Mauvaise question, car elle présuppose dans l’esprit de ceux qui la posent l’existence de benchmarks – de terrains pleinement représentatifs ou réputés tels – auxquels se comparer. Et c’est bien là que le bât blesse.

Si la question était : la population des internautes est-elle représentative de la population française, la réponse serait simple : non !

Mais l’inquiétude qui perce ici est d’une tout autre nature : en utilisant Internet, mes résultats seront-ils tout aussi fiables qu’en face à face ou par téléphone ?

Je passerai ici sur les retraités, encore trop faiblement connectées – 21% de la population française, 5% des internautes – et sur certaines cibles rares qui nécessiteraient une analyse plus fine pour me limiter à la préoccupation la plus courante.

Je passerai également sur les biais liés une éventuelle corrélation entre accès à Internet et objet étudié : ainsi la possession et l’utilisation d’un baladeur mp3 n’est certainement pas la même selon que l’on peut aisément ou non télécharger de la musique en ligne.

Ceci bien précisé, je poserais avant tout la question de la fiabilité des terrains… en face à face ou par téléphone !

Selon une étude publiée par l’Autorité de régulation des communications électroniques et des postes en 2005, 16% des Français n’utilisaient déjà plus que leur téléphone mobile et 9% avaient adopté les communications en VoIP.* Et la tendance au mono équipement mobile apparaît extrêmement forte : nous n’étions que 12% à nous passer de fixe en 2003.

La même étude précisait que 4% des personnes interrogées utilisaient la téléphonie uniquement via l’ordinateur à l’aide de logiciels spécifiques type Skype. 4%, ce n’est certes pas énorme, mais c’est encore une nouvelle  source de distorsion à maîtriser.

Quant au face à face – qui régresse très fortement – il n’apparaît pas non plus exempt de critiques.

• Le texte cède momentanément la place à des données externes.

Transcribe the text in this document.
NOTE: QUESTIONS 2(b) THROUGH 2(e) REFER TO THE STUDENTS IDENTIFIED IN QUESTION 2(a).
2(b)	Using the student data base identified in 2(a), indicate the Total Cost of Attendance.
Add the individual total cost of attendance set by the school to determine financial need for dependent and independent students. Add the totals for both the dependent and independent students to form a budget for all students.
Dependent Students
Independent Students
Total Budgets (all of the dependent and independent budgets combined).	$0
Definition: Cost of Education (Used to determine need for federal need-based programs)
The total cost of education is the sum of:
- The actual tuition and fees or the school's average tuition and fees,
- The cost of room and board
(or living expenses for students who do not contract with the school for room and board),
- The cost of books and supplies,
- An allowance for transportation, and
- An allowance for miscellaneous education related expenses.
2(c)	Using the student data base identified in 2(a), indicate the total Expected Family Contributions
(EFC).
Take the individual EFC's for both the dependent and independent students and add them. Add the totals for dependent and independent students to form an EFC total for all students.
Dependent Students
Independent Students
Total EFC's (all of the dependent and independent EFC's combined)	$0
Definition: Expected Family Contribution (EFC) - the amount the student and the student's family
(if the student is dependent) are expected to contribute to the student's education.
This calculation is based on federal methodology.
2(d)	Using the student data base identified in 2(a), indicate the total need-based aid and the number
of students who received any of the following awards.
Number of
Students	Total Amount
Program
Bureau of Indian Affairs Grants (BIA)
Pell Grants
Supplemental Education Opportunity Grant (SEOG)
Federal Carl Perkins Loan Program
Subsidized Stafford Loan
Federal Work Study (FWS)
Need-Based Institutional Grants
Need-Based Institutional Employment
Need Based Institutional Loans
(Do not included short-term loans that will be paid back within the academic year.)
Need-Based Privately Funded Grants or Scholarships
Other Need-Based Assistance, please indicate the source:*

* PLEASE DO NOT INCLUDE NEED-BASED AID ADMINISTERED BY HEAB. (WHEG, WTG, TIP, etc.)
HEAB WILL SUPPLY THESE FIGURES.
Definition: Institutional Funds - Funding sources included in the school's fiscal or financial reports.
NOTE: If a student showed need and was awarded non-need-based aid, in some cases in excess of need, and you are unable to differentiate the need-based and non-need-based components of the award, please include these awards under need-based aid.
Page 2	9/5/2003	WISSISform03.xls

Dans la rue, les enquêteurs privilégient les artères passantes ; mais si de nombreux banlieusards transitent rue de Rivoli ou Gare Saint Lazare, plus nombreux encore sont ceux qui n’y mettent jamais les pieds. La vrai question n’est pas de savoir si les habitants de la petite couronne seront suffisamment représentés dans notre échantillon, mais plutôt si ceux qui ne se rendent presque jamais au centre de la capitale agissent ou pensent comme ceux qui y vont quotidiennement.

Seconde approche, à domicile : entre les digicodes de certains quartiers, et les cités où personne n’ose réellement pénétrer, il est clair de certaines zones – parfois très riches, d’autres extrêmement pauvres – ne sont jamais visitées. A la campagne, les frais kilométriques engendrés limitent pareillement bien des ardeurs.

Il n’est pas question pour moi de dénigrer un mode de recueil face à un autre – ou pire, de dénigrer tous les modes de recueil ! Je souhaitais simplement souligner que chaque mode de recueil présente des biais, et que ce n’est pas parce que certains sont anciens – banalisés – qu’il faut les négliger.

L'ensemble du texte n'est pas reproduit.